Le bon sens plaide en faveur de l’essai de la chloroquine
Là où l’effet « waouh » se manifeste, c’est lorsque l’on constate que la concentration virale chute à zéro entre le 5e et le 6e jour chez les patients aux deux molécules quand le groupe témoin non traité montre que 90 % des tests prouvent que le virus est bien actif après une semaine.
Alors, Didier Raoult a-t-il vraiment sifflé la « fin de la partie » ? Au vu des réactions parfois spectaculaires de certains de ses confrères/sœurs (dont, entre autres, la professeure Karine Lacombe, cheffe du service des maladies virales à l’hôpital Saint-Antoine à Paris, propulsée sur tous les plateaux télé avant son « confinement »), le doute surgit. Critiques face au protocole, choqué/es par la présentation des résultats, ils/elles mettent en doute la comparaison possible entre malades traités et non traités, en fonction de l’état de leur contamination. Surtout, ils/elles tremblent d’indignation face au non-respect des procédures scientifiquement rigoureuses, quand bien même des tests ad hoc exigeraient un tel délai que l’on aurait validé un médicament après la chute de la pandémie…
Pourtant, de plus en plus de sachants, y compris des médecins, plaident pour l’hydroxychloroquine (le Plaquenil) par défaut : dès lors que les risques secondaires évoqués ne sont sensibles qu’au-delà de la dose prescrite, pourquoi ne pas tenter de l’administrer à des malades en phase aiguë ? Comme le bon sens d’un Alain Bauer le souligne, soit l’effet sera nul, soit il sera salvateur…

La folie Plaquenil
L’Organisation mondiale de la santé (OMS) vient d’ajouter l’hydroxychloroquine dans les recherches prioritaires contre le nouveau coronavirus. Il s’agira de décider très vite, en outre, si la molécule ne pourrait se voir prescrite aux soignants, en préventif. Là où l’«espoir » Raoult s’applique, c’est quand des médecins « à titre compassionnel » l’administrent à des patients critiques. La bêtise, dont on n’est pas à l’abri, serait de se précipiter dans les pharmacies pour s’autoadministrer le Plaquenil. Or le ministre de la Santé, Olivier Véran, vient de trancher : le Plaquenil est limité aux cas avérés. Comment se fait-il, dès lors, que bon nombre de pharmacies se retrouvent en rupture ? Soit les pharmaciens ont délivré le médicament sans ordonnance (quasiment impossible), soit des médecins généralistes ont cédé à la pression de leurs patients (ou ont été convaincus de l’efficacité de l’antipaludique). Premières victimes de ces ruptures de stock, les destinataires prioritaires de l’hydroxychloroquine, atteint/es de lupus ou de polyarthrite rhumatoïde. Sanofi, le laboratoire producteur, a déjà confirmé qu’au cas où le médicament serait validé, sa capacité de production serait suffisante pour fournir au-delà des besoins de ces patients prioritaires. Mais si jamais les semaines à venir confirment l’avantage de la molécule décriée, les autorités de santé ne sont pas au bout de leur descente aux enfers…

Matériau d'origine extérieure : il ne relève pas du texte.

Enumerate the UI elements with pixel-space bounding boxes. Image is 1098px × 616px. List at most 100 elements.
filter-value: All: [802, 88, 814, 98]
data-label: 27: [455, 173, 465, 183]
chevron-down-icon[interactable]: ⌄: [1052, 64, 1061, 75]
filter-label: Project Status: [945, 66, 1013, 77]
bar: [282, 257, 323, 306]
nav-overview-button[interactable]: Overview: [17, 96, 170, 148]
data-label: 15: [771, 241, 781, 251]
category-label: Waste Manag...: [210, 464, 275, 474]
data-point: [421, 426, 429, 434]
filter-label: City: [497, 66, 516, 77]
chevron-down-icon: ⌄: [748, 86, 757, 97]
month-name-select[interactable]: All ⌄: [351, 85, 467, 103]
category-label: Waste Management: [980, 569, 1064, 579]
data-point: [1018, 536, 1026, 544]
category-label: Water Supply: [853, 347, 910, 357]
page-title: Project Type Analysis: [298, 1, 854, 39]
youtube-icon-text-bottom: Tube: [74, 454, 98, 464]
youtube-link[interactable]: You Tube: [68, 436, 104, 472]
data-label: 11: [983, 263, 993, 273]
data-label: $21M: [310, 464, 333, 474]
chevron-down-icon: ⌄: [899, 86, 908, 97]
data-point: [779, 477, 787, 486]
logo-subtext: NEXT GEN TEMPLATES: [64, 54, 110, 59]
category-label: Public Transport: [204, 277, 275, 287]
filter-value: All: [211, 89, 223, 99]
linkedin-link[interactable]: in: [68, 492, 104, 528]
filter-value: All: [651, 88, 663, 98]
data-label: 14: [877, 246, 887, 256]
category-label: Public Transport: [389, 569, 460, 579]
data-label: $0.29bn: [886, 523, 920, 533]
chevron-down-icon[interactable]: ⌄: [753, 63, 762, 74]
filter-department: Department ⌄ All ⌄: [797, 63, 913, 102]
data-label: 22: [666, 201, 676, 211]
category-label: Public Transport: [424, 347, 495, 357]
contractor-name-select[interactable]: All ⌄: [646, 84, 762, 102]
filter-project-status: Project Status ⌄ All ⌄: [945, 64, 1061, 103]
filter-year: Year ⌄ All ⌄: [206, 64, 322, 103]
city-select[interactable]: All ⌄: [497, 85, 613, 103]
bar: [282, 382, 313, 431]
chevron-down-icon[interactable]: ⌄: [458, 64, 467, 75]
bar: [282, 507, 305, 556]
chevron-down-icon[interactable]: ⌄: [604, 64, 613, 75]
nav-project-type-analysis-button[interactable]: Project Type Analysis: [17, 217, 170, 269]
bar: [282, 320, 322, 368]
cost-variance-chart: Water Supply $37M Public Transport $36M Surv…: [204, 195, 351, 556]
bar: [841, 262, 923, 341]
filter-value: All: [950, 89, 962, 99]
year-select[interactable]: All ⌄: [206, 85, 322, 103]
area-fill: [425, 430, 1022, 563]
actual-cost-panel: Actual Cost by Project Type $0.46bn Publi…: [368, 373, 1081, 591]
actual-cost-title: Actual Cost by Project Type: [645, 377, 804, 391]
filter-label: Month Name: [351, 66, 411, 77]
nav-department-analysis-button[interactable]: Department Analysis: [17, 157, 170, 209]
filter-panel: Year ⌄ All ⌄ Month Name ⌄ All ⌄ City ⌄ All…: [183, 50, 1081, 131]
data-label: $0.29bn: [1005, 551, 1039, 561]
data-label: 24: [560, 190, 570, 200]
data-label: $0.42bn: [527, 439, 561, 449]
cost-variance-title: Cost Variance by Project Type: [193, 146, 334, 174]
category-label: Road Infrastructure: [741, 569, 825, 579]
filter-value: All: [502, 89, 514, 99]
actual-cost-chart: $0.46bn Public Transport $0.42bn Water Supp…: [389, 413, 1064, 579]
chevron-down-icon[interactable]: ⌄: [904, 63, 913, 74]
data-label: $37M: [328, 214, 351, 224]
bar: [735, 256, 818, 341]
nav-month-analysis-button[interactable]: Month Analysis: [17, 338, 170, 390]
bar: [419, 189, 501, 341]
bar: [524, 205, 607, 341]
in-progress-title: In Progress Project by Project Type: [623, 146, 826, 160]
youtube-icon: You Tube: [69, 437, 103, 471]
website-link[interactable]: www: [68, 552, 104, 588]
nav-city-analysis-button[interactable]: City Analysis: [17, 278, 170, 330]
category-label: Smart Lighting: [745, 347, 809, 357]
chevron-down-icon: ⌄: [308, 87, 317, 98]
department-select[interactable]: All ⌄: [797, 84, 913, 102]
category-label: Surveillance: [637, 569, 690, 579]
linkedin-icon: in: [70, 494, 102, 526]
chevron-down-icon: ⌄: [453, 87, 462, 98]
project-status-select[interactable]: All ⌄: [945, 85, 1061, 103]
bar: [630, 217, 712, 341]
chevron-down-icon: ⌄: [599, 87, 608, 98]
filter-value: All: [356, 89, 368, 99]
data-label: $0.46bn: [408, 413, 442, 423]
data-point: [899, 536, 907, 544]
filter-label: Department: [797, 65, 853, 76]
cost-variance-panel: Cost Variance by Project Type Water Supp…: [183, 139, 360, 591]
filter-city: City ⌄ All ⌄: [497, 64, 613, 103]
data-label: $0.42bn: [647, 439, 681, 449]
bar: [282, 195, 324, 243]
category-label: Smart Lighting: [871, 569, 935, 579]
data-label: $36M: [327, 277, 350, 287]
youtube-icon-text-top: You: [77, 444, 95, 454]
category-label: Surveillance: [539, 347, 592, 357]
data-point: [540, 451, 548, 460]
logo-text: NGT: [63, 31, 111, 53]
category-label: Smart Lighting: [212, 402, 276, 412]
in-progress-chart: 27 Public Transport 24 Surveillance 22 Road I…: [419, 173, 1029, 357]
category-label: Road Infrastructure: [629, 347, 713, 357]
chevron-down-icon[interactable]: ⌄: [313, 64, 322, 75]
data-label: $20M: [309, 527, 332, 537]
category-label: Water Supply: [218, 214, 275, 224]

D’autres médicaments restent dans la course

L’hydroxychloroquine a beau tenir la corde des médicaments espoirs, plus de 240 essais thérapeutiques battent leur plein en Chine et désormais ailleurs dans le monde. À ce jour, deux solutions d’« urgence » très différentes font l’objet de toute l’attention : les antiviraux existants, à commencer par le remdesivir, déjà déployé contre le virus Ebola – sans succès probant – et le Kaletra, ciblé VIH. Et les anticorps, tirés du plasma des patients chinois « guéris » : ils ont montré pouvoir faire baisser la charge virale des patients critiques.